Não chegámos a ter o TGV cavalgado por Sócrates, que nem no Poceirão encalhou. Em contrapartida, temos o Parlamento acelerado, o Parlamento TGV, o Parlamento que carimba as coisas a correr: o PGV - "Parlement à Grande Vitesse".
Hoje, foi uma evidência disso.
Discutiam-se quatro projectos de revisão da lei da Procriação Medicamente Assistida (PMA), da autoria do BE, do PS (dois projectos: um oficial, outro da JS e mais alguns deputados) e do PSD. São várias as questões complexas que, no seu conjunto, esses projectos provocam: ampliação da PMA a mulheres sós; ampliação da PMA a uniões homossexuais; possibilidade de recurso à PMA sem diagnóstico de infertilidade; introdução da possibilidade de recurso à maternidade de substituição, vulgo "barriga de aluguer"; liberalização ainda maior do uso dos embriões "excedentários" para investigação científica.
Pois bem. No plenário, o debate não chegou a demorar mais do que uma hora mal medida! Os partidos deste debate - PSD, PS e BE - passaram por este debate como cão por vinha vindimada. Sinal de embaraço geral? Sintoma de desconforto? Má consciência por uma clara fífia de agenda político-legislativa?
A coisa não se compreende, a começar pelo Bloco, que abrira a romaria e marcou a agenda. Mas fica também muito mal aos outros envolvidos (os dois PS e o PSD) e, sobretudo, deixa mal a Assembleia da República. Apenas se compreende a actuação de CDS e PCP, que marcaram as posições próprias.
O Parlamento tem uma função política e social de sintonia com a sociedade. Se os debates parlamentares são obscuros e fugazes, a sociedade não entende. Em matérias tão carregadas de significado, de valores e de consequências, o debate legislativo deveria durar dois ou três dias, para que todos os pontos de vista pudessem ser ouvidos e ponderados, as opiniões fossem integralmente confrontadas, todos os argumentos se percebessem, a voz da sociedade fizesse ouvir-se nas diferentes incidências, a opinião pública pudesse entender e assimilar a discussão e, fosse qual fosse o resultado, o país pudesse entender o regime que viesse a ficar estabelecido. Hoje... nada disso!

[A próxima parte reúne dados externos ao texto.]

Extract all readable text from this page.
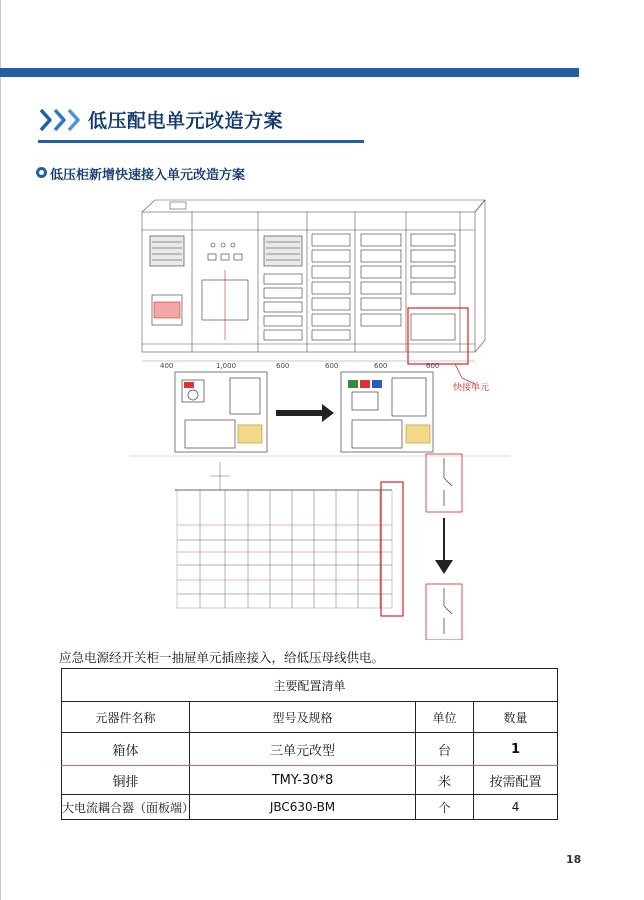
低压配电单元改造方案
低压柜新增快速接入单元改造方案
快接单元
400	1,000	600	600	600	600
应急电源经开关柜一抽屉单元插座接入，给低压母线供电。
主要配置清单			
元器件名称	型号及规格	单位	数量
箱体	三单元改型	台	1
铜排	TMY-30*8	米	按需配置
大电流耦合器（面板端）	JBC630-BM	个	4
18
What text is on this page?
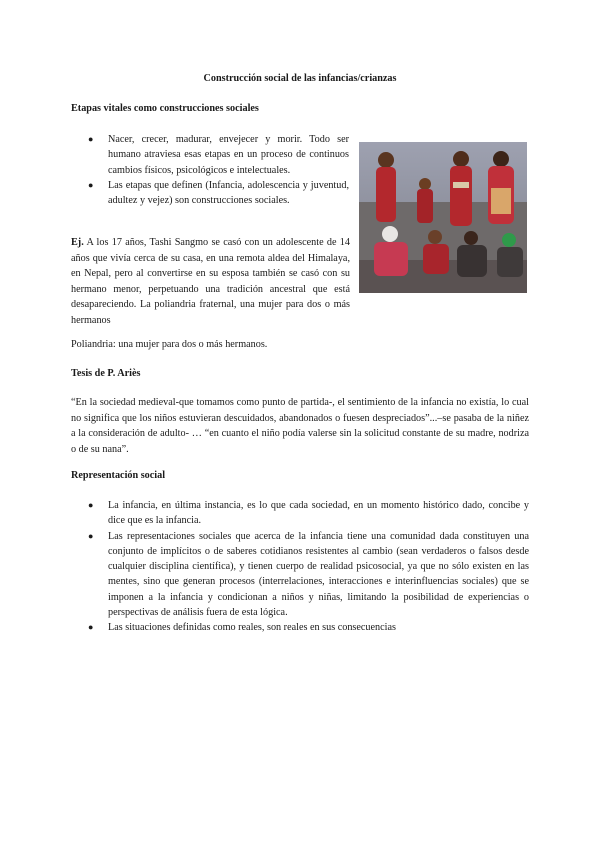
Construcción social de las infancias/crianzas
Etapas vitales como construcciones sociales
● Nacer, crecer, madurar, envejecer y morir. Todo ser humano atraviesa esas etapas en un proceso de continuos cambios físicos, psicológicos e intelectuales.
● Las etapas que definen (Infancia, adolescencia y juventud, adultez y vejez) son construcciones sociales.
Ej. A los 17 años, Tashi Sangmo se casó con un adolescente de 14 años que vivía cerca de su casa, en una remota aldea del Himalaya, en Nepal, pero al convertirse en su esposa también se casó con su hermano menor, perpetuando una tradición ancestral que está desapareciendo. La poliandria fraternal, una mujer para dos o más hermanos
Poliandria: una mujer para dos o más hermanos.
Tesis de P. Ariès
“En la sociedad medieval-que tomamos como punto de partida-, el sentimiento de la infancia no existía, lo cual no significa que los niños estuvieran descuidados, abandonados o fuesen despreciados”...–se pasaba de la niñez a la consideración de adulto- … “en cuanto el niño podía valerse sin la solicitud constante de su madre, nodriza o de su nana”.
Representación social
● La infancia, en última instancia, es lo que cada sociedad, en un momento histórico dado, concibe y dice que es la infancia.
● Las representaciones sociales que acerca de la infancia tiene una comunidad dada constituyen una conjunto de implícitos o de saberes cotidianos resistentes al cambio (sean verdaderos o falsos desde cualquier disciplina científica), y tienen cuerpo de realidad psicosocial, ya que no sólo existen en las mentes, sino que generan procesos (interrelaciones, interacciones e interinfluencias sociales) que se imponen a la infancia y condicionan a niños y niñas, limitando la posibilidad de experiencias o perspectivas de análisis fuera de esta lógica.
● Las situaciones definidas como reales, son reales en sus consecuencias
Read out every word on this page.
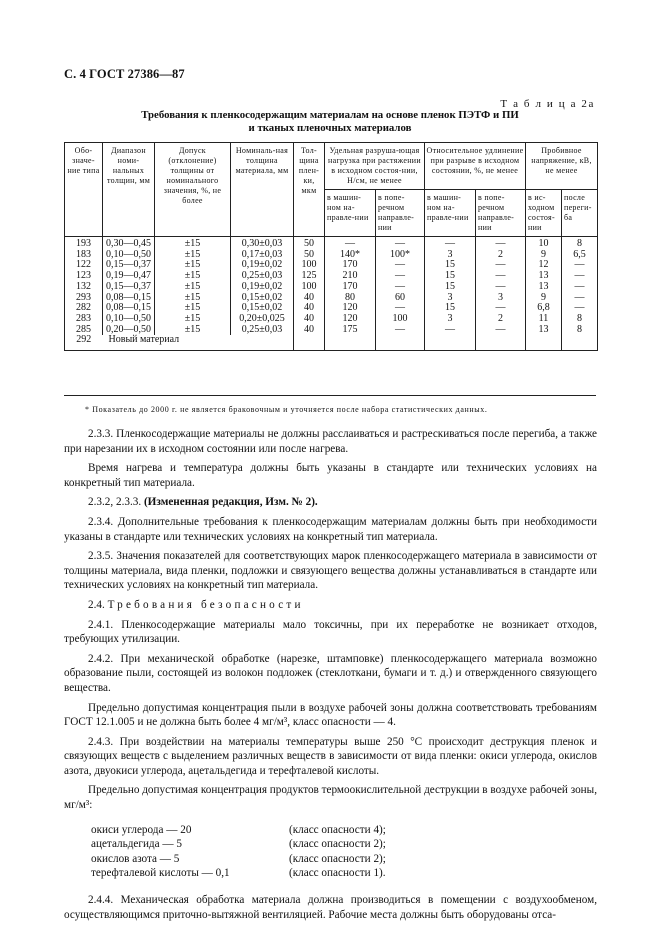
С. 4 ГОСТ 27386—87
Т а б л и ц а 2а
Требования к пленкосодержащим материалам на основе пленок ПЭТФ и ПИ
и тканых пленочных материалов
Обо-значе-ние типа	Диапазон номи-нальных толщин, мм	Допуск (отклонение) толщины от номинального значения, %, не более	Номиналь-ная толщина материала, мм	Тол-щина плен-ки, мкм	Удельная разруша-ющая нагрузка при растяжении в исходном состоя-нии, Н/см, не менее		Относительное удлинение при разрыве в исходном состоянии, %, не менее		Пробивное напряжение, кВ, не менее	
					в машин-ном на-правле-нии	в попе-речном направле-нии	в машин-ном на-правле-нии	в попе-речном направле-нии	в ис-ходном состоя-нии	после переги-ба
193	0,30—0,45	±15	0,30±0,03	50	—	—	—	—	10	8
183	0,10—0,50	±15	0,17±0,03	50	140*	100*	3	2	9	6,5
122	0,15—0,37	±15	0,19±0,02	100	170	—	15	—	12	—
123	0,19—0,47	±15	0,25±0,03	125	210	—	15	—	13	—
132	0,15—0,37	±15	0,19±0,02	100	170	—	15	—	13	—
293	0,08—0,15	±15	0,15±0,02	40	80	60	3	3	9	—
282	0,08—0,15	±15	0,15±0,02	40	120	—	15	—	6,8	—
283	0,10—0,50	±15	0,20±0,025	40	120	100	3	2	11	8
285	0,20—0,50	±15	0,25±0,03	40	175	—	—	—	13	8
292	Новый материал									
* Показатель до 2000 г. не является браковочным и уточняется после набора статистических данных.

2.3.3. Пленкосодержащие материалы не должны расслаиваться и растрескиваться после перегиба, а также при нарезании их в исходном состоянии или после нагрева.

Время нагрева и температура должны быть указаны в стандарте или технических условиях на конкретный тип материала.

2.3.2, 2.3.3. (Измененная редакция, Изм. № 2).

2.3.4. Дополнительные требования к пленкосодержащим материалам должны быть при необходимости указаны в стандарте или технических условиях на конкретный тип материала.

2.3.5. Значения показателей для соответствующих марок пленкосодержащего материала в зависимости от толщины материала, вида пленки, подложки и связующего вещества должны устанавливаться в стандарте или технических условиях на конкретный тип материала.

2.4. Требования безопасности

2.4.1. Пленкосодержащие материалы мало токсичны, при их переработке не возникает отходов, требующих утилизации.

2.4.2. При механической обработке (нарезке, штамповке) пленкосодержащего материала возможно образование пыли, состоящей из волокон подложек (стеклоткани, бумаги и т. д.) и отвержденного связующего вещества.

Предельно допустимая концентрация пыли в воздухе рабочей зоны должна соответствовать требованиям ГОСТ 12.1.005 и не должна быть более 4 мг/м³, класс опасности — 4.

2.4.3. При воздействии на материалы температуры выше 250 °С происходит деструкция пленок и связующих веществ с выделением различных веществ в зависимости от вида пленки: окиси углерода, окислов азота, двуокиси углерода, ацетальдегида и терефталевой кислоты.

Предельно допустимая концентрация продуктов термоокислительной деструкции в воздухе рабочей зоны, мг/м³:

окиси углерода — 20	(класс опасности 4);
ацетальдегида — 5	(класс опасности 2);
окислов азота — 5	(класс опасности 2);
терефталевой кислоты — 0,1	(класс опасности 1).

2.4.4. Механическая обработка материала должна производиться в помещении с воздухообменом, осуществляющимся приточно-вытяжной вентиляцией. Рабочие места должны быть оборудованы отса-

No princípio da Assembleia da República, era assim. Lembro-me de grandes, extensos e profundos debates sobre a Reforma Agrária, o Arrendamento Rural, a reforma do Ministério Público, o Serviço Nacional de Saúde, etc. Depois as coisas foram evoluindo e sendo sucessivamente formatadas, até chegarmos a este extremo do debate legislativo "tipo-bitoque". Isso é muito mau. Não o digo apenas para as leis de hoje, mas para outras. Pode discutir-se a nova Lei do Arrendamento assim? Podem rever-se leis de combate à corrupção assim? Pode reformar-se o quadro das leis laborais assim?
É preciso deixar respirar os grandes debates legislativos. Alguém aceita, por exemplo, que as "barrigas de aluguer" possam vir a ser introduzidas em Portugal, no quadro de um debate tão pobre, tão fraquinho, tão clandestino, tão fugidio, tão PGV, como tivemos hoje? Podemos aceitar processos que enfraquecem, senão destroem mesmo, a própria legitimidade social das leis?
Nem de propósito, o jornal "Público" destacou, hoje, em primeira página, que «o primeiro grande estudo sobre a percepção da democracia em Portugal aponta para a existência de uma "desconsolidação" do sistema democrático», acrescentando que «apenas 56% dos portugueses consideram que "a democracia é preferível a qualquer outra forma de governo".» - estudo "A Qualidade da Democracia em Portugal: a Perspectiva dos Cidadãos", da autoria de António Costa Pinto, Pedro Magalhães, Luís de Sousa e Ekaterina Gorbunova.
O debate parlamentar do dia de hoje é uma das explicações para esse fenómeno preocupante: o afastamento da sociedade relativamente ao Parlamento, e vice-versa, só servem para alienar a população da democracia.